In 2006, Israel did not possess the capabilities it has now to shoot down Hezbollah rockets. During the last war in Gaza, however, Iron Dome missile defence batteries — which protect Israel from short-range threats — intercepted about 90 percent of incoming rockets fired by Hamas and Islamic Jihad.
Israel has made astonishing advances in anti-missile technology since the 1991 Gulf War, when Iraq fired 39 Scud missiles at Israeli cities. Apart from the Iron Dome, Israel’s air defence umbrella consists of David’s Sling, whose purpose is to shield the country from mid-range threats, and the Arrow II and Arrow III systems, which are designed to bring down long-range missiles from as far away as 2,500 kilometres.

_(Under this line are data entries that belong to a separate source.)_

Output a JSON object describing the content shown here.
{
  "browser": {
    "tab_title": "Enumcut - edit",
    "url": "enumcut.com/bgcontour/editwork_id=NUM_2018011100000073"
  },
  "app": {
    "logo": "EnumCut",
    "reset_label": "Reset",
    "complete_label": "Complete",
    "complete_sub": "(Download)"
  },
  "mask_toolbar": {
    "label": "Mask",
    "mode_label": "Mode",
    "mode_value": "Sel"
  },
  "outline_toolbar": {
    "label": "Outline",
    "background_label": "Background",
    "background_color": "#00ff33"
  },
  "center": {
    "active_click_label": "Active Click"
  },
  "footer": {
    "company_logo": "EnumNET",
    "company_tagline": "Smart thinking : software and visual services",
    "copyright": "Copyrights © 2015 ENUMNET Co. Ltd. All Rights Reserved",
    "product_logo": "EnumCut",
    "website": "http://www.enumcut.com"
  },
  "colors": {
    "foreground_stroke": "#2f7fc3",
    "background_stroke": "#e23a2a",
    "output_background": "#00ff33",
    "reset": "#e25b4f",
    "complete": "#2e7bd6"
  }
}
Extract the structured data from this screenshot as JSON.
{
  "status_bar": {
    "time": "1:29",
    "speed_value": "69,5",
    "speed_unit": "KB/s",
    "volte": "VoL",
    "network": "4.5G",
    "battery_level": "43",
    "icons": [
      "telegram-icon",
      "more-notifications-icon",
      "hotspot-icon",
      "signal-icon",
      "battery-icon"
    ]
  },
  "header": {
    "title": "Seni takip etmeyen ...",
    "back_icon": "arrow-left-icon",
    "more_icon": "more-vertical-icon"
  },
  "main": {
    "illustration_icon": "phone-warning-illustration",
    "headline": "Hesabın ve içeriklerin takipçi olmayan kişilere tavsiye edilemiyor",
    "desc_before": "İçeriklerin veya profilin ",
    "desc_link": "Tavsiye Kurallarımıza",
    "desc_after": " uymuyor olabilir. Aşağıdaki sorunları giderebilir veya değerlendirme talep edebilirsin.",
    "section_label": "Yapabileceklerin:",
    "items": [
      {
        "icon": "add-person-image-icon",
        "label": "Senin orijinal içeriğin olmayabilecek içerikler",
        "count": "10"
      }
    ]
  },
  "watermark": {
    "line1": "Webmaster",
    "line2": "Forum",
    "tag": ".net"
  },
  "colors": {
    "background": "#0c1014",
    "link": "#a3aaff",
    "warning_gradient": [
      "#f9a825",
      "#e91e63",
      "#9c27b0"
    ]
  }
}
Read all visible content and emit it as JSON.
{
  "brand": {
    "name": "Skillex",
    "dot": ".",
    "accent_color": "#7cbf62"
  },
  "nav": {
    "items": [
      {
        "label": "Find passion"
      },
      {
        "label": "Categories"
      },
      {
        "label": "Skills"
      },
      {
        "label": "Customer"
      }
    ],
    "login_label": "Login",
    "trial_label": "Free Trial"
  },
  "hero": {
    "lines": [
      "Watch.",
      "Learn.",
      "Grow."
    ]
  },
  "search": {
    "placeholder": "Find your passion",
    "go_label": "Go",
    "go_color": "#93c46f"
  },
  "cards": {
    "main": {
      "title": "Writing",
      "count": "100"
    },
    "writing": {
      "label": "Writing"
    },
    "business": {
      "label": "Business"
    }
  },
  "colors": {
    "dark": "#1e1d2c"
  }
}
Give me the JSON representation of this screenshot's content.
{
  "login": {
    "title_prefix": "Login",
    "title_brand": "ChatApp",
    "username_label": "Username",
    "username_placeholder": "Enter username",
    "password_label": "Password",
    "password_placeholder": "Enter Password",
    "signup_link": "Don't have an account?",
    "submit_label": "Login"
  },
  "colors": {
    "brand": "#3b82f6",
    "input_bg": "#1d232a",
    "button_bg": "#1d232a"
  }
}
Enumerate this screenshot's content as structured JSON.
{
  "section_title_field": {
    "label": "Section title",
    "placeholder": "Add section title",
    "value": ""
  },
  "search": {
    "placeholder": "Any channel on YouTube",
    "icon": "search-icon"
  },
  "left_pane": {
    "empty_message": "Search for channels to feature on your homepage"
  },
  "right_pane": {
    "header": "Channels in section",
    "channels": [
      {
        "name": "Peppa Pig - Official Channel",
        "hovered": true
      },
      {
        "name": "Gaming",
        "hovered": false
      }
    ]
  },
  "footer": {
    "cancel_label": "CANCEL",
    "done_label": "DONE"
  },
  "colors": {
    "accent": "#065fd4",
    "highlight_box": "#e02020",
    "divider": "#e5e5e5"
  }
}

It’s debatable whether these sophisticated systems will be fully capable of protecting cities and military sites should Hezbollah launch upwards of 1,500 missiles a day at Israel. During the 2006 war, Hezbollah launched a little more than 100 missiles per day. Viewed from that perspective, the threat Israel faces from Hezbollah today is much more serious.
Israeli leaders have every reason to be worried by Iran’s nuclear program, which, hopefully, will be adequately constrained by a comprehensive agreement with the United States and its partners, Russia, China, Britain, France and Germany. But if we’re talking about the here-and-now, it is Hezbollah, not Iran, that should really worry Israel. On a practical level, Hezbollah poses much more of an immediate danger to Israel than Iran. What happens in a decade from now is quite another question.
Unless Israel attacks Iran unilaterally, which is very unlikely, Israel’s next battlefield adversary may likely be Hezbollah, which has the ability to inflict massive pain and suffering on Israel.
Which is precisely why General Eisenberg’s dire warning should be taken with the utmost seriousness.